In case you don’t keep up on international fluff news (you know, the happy stuff that doesn’t involve people shooting at each other or blowing each other up), you may not know that Japan just breathed a huge sigh of relief because an heir to the Japanese Imperial Throne was born on September 6th.
While this may seem like a trivial thing in today’s modern era, where kings and emperors are just so passe, but in this case it is a big deal.
This is the first male heir born in over forty years to an imperial line that has been in place for over 1,500 years. The historian in me is thrilled, the feminist in me is a bit disappointed. The Japanese imperial line was almost faced with accepting the first female heir to the throne. Que Sera, Sera.
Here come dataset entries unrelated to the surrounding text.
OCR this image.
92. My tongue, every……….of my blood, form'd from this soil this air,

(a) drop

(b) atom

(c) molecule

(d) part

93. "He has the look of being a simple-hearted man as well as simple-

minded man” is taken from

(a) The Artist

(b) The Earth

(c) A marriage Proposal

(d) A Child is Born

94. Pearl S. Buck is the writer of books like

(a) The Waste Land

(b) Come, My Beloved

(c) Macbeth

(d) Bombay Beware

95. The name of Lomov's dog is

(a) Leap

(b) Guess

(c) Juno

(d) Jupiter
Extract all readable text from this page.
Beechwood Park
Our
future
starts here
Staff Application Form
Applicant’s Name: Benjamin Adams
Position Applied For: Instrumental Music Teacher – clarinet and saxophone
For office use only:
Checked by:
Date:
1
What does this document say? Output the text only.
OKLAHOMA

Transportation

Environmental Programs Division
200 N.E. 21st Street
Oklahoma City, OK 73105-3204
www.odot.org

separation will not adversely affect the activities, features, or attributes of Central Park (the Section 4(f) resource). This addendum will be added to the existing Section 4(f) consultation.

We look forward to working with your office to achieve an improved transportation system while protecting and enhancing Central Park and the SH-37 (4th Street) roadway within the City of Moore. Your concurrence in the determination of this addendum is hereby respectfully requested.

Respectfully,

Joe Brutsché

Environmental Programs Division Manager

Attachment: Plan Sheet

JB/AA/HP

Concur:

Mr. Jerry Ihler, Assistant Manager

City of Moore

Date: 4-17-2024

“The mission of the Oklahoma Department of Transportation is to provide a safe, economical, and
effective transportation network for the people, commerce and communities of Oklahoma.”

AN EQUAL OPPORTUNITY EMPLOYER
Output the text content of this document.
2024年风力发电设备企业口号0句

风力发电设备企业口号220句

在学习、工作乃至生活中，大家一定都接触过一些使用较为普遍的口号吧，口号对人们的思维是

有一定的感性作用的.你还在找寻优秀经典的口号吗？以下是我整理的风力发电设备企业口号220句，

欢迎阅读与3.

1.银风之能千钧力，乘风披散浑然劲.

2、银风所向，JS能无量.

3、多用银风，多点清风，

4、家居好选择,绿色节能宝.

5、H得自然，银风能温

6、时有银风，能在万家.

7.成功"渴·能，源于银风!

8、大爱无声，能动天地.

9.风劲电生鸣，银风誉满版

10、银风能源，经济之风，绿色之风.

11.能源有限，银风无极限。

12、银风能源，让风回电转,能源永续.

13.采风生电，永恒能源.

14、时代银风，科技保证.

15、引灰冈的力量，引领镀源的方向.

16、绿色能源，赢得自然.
An interesting little factoid is that this little bundle of joy was born to the Chrysanthemum Throne three days before Kiku-no Sekku, the Chrysanthemum Festival. Chrysanthemums are also the national flower of Japan. I’d say that this is a sign or there is one heck of an insistent PR department driving the marketing and sexual relations of the Imperial family.
In Japan and many other parts of Asia, chrysanthemums are viewed as sacred plants. I, in my own garden, also view them as sacred plants. They are my Fall saviors. I have to admit at this late stage of summer, if it weren’t for the exuberance of mums, my yard would look a bit bereft. I am thanking the powers that be that I have mums to make my Autumn look that much prettier.
So, in light of all of this, all I can say is “Long live the Chrysanthemum Throne!” and long may my chrysanthemums bloom in my garden, hopefully for as long as the Chrysanthemum Throne reigns.